Abstract
In this study, we have developed a hyper-resolution land-surface forcing
dataset (temperature, pressure, humidity, wind speed, incident longwave
and shortwave radiation) from coarse resolution products using a
physically-based downscaling approach. These downscaling techniques rely
on correlations with landscape variables, such as topography,
temperature lapse rate corrections, surface roughness and land cover. A
proof-of-concept has been implemented over the Oklahoma domain, where
high-resolution observations are available for validation purposes. The
hourly NLDAS (North America Land Data Assimilation System) forcing data
at 0.125° have been downscaled to 500m resolution over the study area
during 2015. Results show that correlation coefficients between the
downscaled forcing dataset and ground observations are consistently
higher and biases are lower than the ones between the NLDAS forcing
dataset at their native resolution and ground observations.

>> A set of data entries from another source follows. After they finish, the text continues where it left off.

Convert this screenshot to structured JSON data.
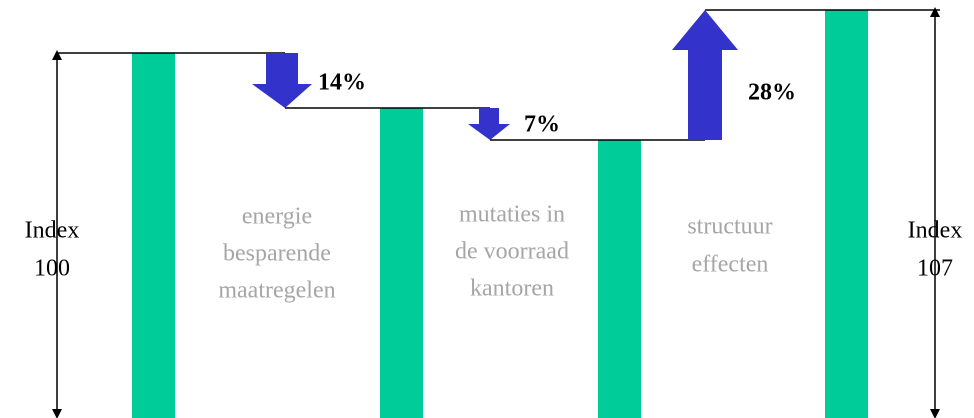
{
  "start_index": {
    "label": "Index",
    "value": "100"
  },
  "end_index": {
    "label": "Index",
    "value": "107"
  },
  "steps": [
    {
      "lines": [
        "energie",
        "besparende",
        "maatregelen"
      ],
      "change": "14%"
    },
    {
      "lines": [
        "mutaties in",
        "de voorraad",
        "kantoren"
      ],
      "change": "7%"
    },
    {
      "lines": [
        "structuur",
        "effecten"
      ],
      "change": "28%"
    }
  ]
}
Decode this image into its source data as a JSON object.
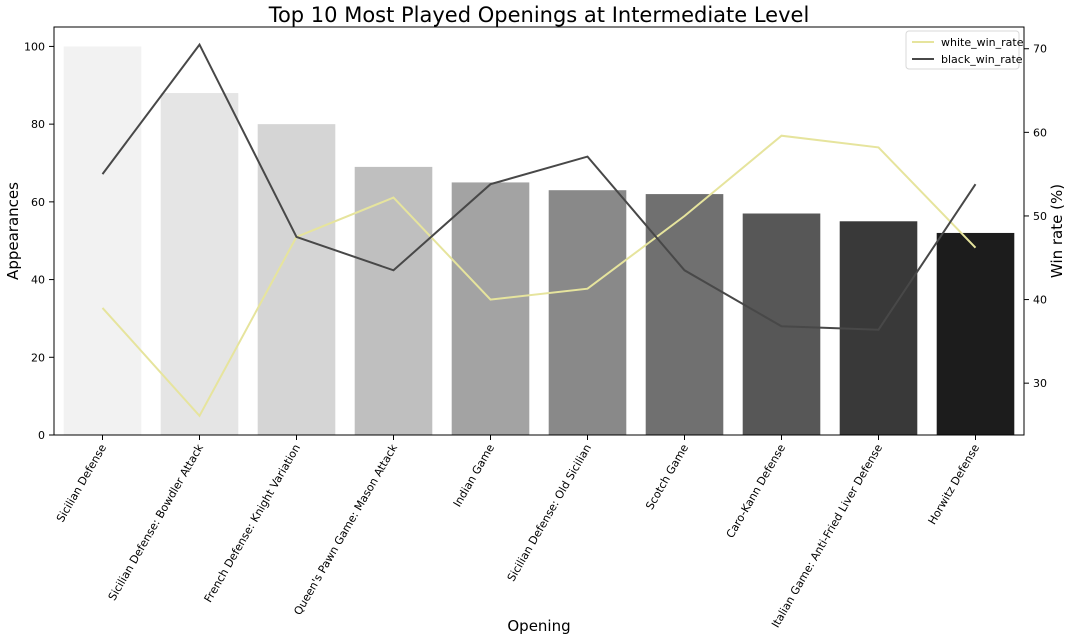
{
  "chart_data": {
    "type": "bar",
    "title": "Top 10 Most Played Openings at Intermediate Level",
    "xlabel": "Opening",
    "ylabel": "Appearances",
    "y2label": "Win rate (%)",
    "categories": [
      "Sicilian Defense",
      "Sicilian Defense: Bowdler Attack",
      "French Defense: Knight Variation",
      "Queen's Pawn Game: Mason Attack",
      "Indian Game",
      "Sicilian Defense: Old Sicilian",
      "Scotch Game",
      "Caro-Kann Defense",
      "Italian Game: Anti-Fried Liver Defense",
      "Horwitz Defense"
    ],
    "bar_series": {
      "name": "Appearances",
      "values": [
        100,
        88,
        80,
        69,
        65,
        63,
        62,
        57,
        55,
        52
      ],
      "colors": [
        "#f2f2f2",
        "#e5e5e5",
        "#d5d5d5",
        "#bfbfbf",
        "#a3a3a3",
        "#898989",
        "#707070",
        "#575757",
        "#393939",
        "#1c1c1c"
      ]
    },
    "line_series": [
      {
        "name": "white_win_rate",
        "axis": "right",
        "color": "#e6e49d",
        "values": [
          39.0,
          26.1,
          47.5,
          52.2,
          40.0,
          41.3,
          50.0,
          59.6,
          58.2,
          46.2
        ]
      },
      {
        "name": "black_win_rate",
        "axis": "right",
        "color": "#484848",
        "values": [
          55.0,
          70.5,
          47.5,
          43.5,
          53.8,
          57.1,
          43.5,
          36.8,
          36.4,
          53.8
        ]
      }
    ],
    "ylim": [
      0,
      105
    ],
    "y2lim": [
      23.8,
      72.6
    ],
    "yticks": [
      0,
      20,
      40,
      60,
      80,
      100
    ],
    "y2ticks": [
      30,
      40,
      50,
      60,
      70
    ],
    "legend_position": "top-right"
  }
}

Results are
therefore encouraging as they demonstrate that the 500m forcing dataset
has a good agreement with the ground information and can be adopted to
force the land surface model for land state estimation. The Noah-MP land
surface model is then forced with both the native resolution NLDAS
dataset and the downscaled one to simulate surface and root zone soil
moisture. Model outputs are compared with in situ soil moisture
observations and SMAP (Soil Moisture Active Passive Mission) products at
different spatial resolutions. This work will result in a radical
improvement over the current state-of-the-art forcing data and will move
into the era of hyper-resolution land modeling.